Single by Eric Ethridge

from the album Good with Me
- Released: February 21, 2020
- Genre: Country pop;
- Length: 3:11
- Label: Anthem;
- Songwriter(s): Dan Smyers; Shay Mooney; Jennifer Schott; Will Weatherly;
- Producer(s): Brian Howes; Jason van Poederooyen;

Eric Ethridge singles chronology
| "If You Met Me First" (2019) | "Dream Girl" (2020) | "Kiss Me Goodbye" (2020) |

Music video
- "Dream Girl" on YouTube

= Dream Girl (Eric Ethridge song) =

2020 single by Eric Ethridge

"Dream Girl" is a song recorded by Canadian country artist Eric Ethridge. The track was co-written by Dan Smyers and Shay Mooney of Dan + Shay, with Jennifer Schott and Will Weatherly. The song was the lead single off Ethridge's debut studio album Good with Me.

==Background==
"Dream Girl" was Ethridge's debut US single, and premiered exclusively on Taste of Country. Ethridge told them:
"In the ever-evolving process of finding ways to 'stand out from the crowd,' 'Dream Girl' was the first song I’ve ever recorded that encompasses the sound I’ve been chasing all this time. It’s powerful, dynamic and it’s a great way to introduce to the world the exciting direction my music is heading in! From the moment I heard this song, I knew I had to record it. I’m a fan of Dan + Shay's writing — especially their unique melodies and phrasing. I’ve looked up to them as artists for a long time, and I’m grateful to have this song on my record!"

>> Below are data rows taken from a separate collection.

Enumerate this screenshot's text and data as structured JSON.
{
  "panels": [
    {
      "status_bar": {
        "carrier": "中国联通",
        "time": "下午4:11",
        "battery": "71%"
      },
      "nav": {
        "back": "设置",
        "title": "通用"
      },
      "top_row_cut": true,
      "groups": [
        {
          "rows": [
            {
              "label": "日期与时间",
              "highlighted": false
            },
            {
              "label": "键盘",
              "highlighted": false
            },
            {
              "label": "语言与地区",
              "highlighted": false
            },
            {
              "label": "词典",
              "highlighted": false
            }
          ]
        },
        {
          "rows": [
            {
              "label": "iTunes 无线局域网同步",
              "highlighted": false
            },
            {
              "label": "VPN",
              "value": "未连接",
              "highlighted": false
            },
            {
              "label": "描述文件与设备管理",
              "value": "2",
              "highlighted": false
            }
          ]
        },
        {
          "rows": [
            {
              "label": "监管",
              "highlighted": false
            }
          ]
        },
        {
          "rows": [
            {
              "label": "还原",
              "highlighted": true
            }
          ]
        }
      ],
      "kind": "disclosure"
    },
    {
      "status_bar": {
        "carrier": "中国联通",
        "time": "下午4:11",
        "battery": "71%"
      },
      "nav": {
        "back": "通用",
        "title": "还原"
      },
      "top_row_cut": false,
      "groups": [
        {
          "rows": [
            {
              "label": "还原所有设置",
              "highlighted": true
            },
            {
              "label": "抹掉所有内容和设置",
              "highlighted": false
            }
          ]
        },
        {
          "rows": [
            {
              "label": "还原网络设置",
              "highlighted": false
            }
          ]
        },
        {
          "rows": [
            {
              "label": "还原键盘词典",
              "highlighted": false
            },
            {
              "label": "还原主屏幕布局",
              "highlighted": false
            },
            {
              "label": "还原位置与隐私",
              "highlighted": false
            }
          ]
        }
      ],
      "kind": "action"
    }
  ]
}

He told Sounds Like Nashville:
"Sonically, I think we really achieved what we were hoping to on ‘Dream Girl.’ As my first recording under Anthem Records, I wanted this song to hit hard and really show what I can do with my voice. I’m so excited with how it turned out!"

==Critical reception==
Cillea Houghton of Taste of Country said the track "instantly hits you with a summery feeling and shimmering pop country beat. It's the kind of beat that just beckons crowds to sing along during a live show" and that Dan + Shay's "handprints are all over the song, as evidenced by the earworm melody and clever wordplay". Thomas Burns Scully of Popdust said the song "plays exceptionally well with the pop country toolkit".

Drew Pearce of Sounds Like Nashville said "The song is a sleek piece of country-pop, complete with finger-snapping verses and smooth harmonies that build up to a soaring, anthemic chorus". Country Music Tattle Tale said Ethridge's "smooth vocals perfectly enhance the messaging of a love lost".

==Music video==
The music video for "Dream Girl" was directed by Quinton Cook, and premiered on April 25, 2020. It features Ethridge as well as several dogs, including a dog who was rescued from the Nashville tornado in 2020.

==Track listings==
Digital download - single
1. "Dream Girl" - 3:11

Digital download - single
1. "Dream Girl" - 3:11
2. "Gasoline" - 2:49

==Chart performance==
"Dream Girl" reached a peak of #38 on the Billboard Canada Country chart dated May 9, 2020.